I know that amendments to Clause 5, if accepted, would have the same effect, but I argue that it would be a belt and braces to have the concept that the doctor cannot, unprompted, raise the option of assisted dying in the mental capacity clause of the Bill. It is important that the request for assisted dying is initiated by the patient and is not seen as a treatment initiated by the medical team.
Once again, I turn to the experience in Canada, where doctors and healthcare professionals are duty-bound to raise assisted dying as an option for any patient admitted to hospital who suffers from a condition that makes them eligible for MAID. I spoke to the doctor of a Canadian patient who was found to be eligible for MAID and went into hospital. Each medical professional who visited him offered the option of MAID, alongside the option of drugs to alleviate his condition. This meant that on the day of going into hospital, he was offered MAID six times by six different medical professionals. Each medic was aware that if they did not offer the option, because MAID is classed as a medical treatment, they would be sued for negligence. I fear this will put unnecessary pressure on patients.

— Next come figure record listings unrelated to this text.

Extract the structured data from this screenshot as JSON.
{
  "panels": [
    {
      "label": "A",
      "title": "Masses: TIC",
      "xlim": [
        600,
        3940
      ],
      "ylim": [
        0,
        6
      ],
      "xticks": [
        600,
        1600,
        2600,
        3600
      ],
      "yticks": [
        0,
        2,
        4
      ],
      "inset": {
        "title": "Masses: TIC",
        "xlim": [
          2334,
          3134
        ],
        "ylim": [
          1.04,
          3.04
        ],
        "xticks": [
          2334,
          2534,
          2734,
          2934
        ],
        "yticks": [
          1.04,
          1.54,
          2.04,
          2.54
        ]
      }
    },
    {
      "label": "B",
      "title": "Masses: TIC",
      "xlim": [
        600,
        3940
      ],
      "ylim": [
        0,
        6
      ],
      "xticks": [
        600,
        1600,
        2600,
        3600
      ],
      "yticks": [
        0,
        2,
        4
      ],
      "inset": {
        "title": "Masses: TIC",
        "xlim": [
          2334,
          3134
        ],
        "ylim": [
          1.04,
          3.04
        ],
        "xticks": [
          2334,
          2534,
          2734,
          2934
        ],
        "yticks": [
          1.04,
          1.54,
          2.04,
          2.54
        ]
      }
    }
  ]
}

Obviously, the eligibility for MAID in Canada is very different from that proposed in the Bill, but Canada is still an important lesson for us. In this country, it is imperative that it is left up to the eligible patient to initiate the request for assisted dying. The amendment would ensure that doctors are not forced to initiate the request, which would avoid the patient feeling any pressure to end their own life. I hope that the amendment will be accepted. It would provide safety rails for patients eligible for assisted dying.